Existem algumas polêmicas sobre as questões éticas envolvidas no funcionamento de equipamentos que usam a IA. Algumas das mais quentes hoje são as que envolvem os carros autônomos. Como está sendo essa discussão? Como os programadores estão pensando a tomada de decisões pela máquina? É possível chegar a uma conclusão que agrade a todos?

A ética, as normalizações e a regulamentação precisam ser constantemente discutidas. A tecnologia sempre se desenvolve antes das preocupações com sua regulamentação. Hoje existem consórcios e fóruns sobre isso. Inclusive as grandes empresas, como IBM, Facebook, Google e várias outras, estão se unindo para tratar do assunto. E temos questões legais também. Existe uma empresa que desenvolveu um assistente que telefona para cancelar contratos. Só que a invenção não foi para frente porque legalmente você não consegue dar procuração para um assistente cancelar seus contratos. Como é que eu responsabilizo legalmente um assistente? Por exemplo, em um atendimento bancário, eu posso processar o banco dizendo que o assistente foi racista? Essas coisas estão sendo discutidas, e a lei ainda nem começou a lidar com esse tipo de questão.
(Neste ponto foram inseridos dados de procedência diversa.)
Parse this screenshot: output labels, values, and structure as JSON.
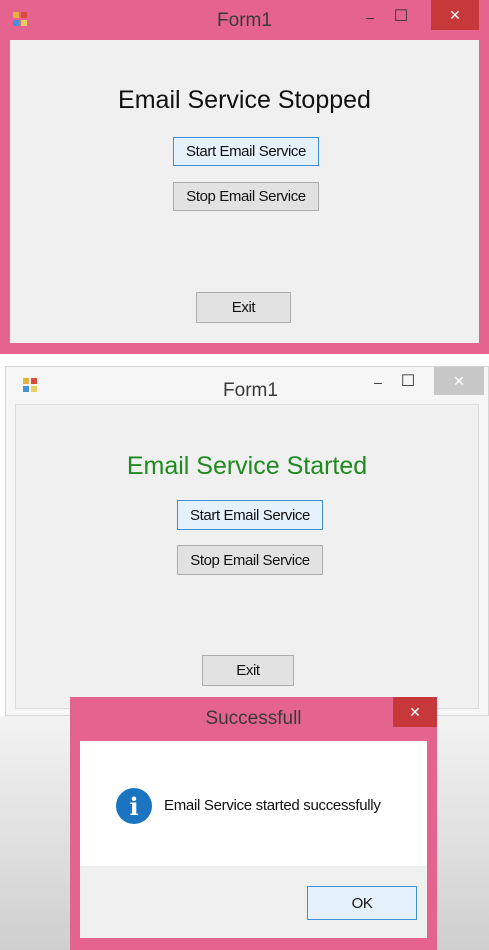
{
  "window_top": {
    "title": "Form1",
    "status_heading": "Email Service Stopped",
    "start_button": "Start Email Service",
    "stop_button": "Stop Email Service",
    "exit_button": "Exit",
    "title_bar_color": "#e4638f",
    "minimize_glyph": "–",
    "maximize_glyph": "☐",
    "close_glyph": "✕"
  },
  "window_bottom": {
    "title": "Form1",
    "status_heading": "Email Service Started",
    "status_color": "#1f8a1f",
    "start_button": "Start Email Service",
    "stop_button": "Stop Email Service",
    "exit_button": "Exit",
    "minimize_glyph": "–",
    "maximize_glyph": "☐",
    "close_glyph": "✕"
  },
  "dialog": {
    "title": "Successfull",
    "message": "Email Service started successfully",
    "ok_button": "OK",
    "icon": "info-icon",
    "icon_glyph": "i",
    "close_glyph": "✕"
  }
}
Quanto aos carros autônomos, acho que falta um tempo longo para serem realmente lançados em escala, e só acredito que serão disponibilizados quando tivermos uma infraestrutura preparada para eles. Não teremos carros sem motorista andando em todas as regiões, mas dá para pensar em uma infraestrutura preparada para transporte público, como o metrô, que já é praticamente autônomo, em que as pessoas não estão, ou não deveriam estar trafegando pelo trilho. Por meio de tecnologia, esse tipo de transporte pode ser totalmente autônomo. Mas não creio que neste momento, e me parece que os desenvolvedores também não estão pensando nisso agora, teremos um carro andando em uma cidade sem uma estrutura definida, como no centro de São Paulo, onde temos, por exemplo, pavimentações diferentes e o acesso de inúmeras pessoas vindas de todos os lados. Alguns carros autônomos estão sendo testados nas ruas, principalmente na Europa, mas monitorados, com trajeto e velocidade supercontrolados. Não dá nem para imaginar um carro autônomo andando em um lugar com centenas de pessoas atravessando as ruas desordenadamente, fora da faixa, com situações inesperadas. Isso nós não teremos ainda por um bom tempo.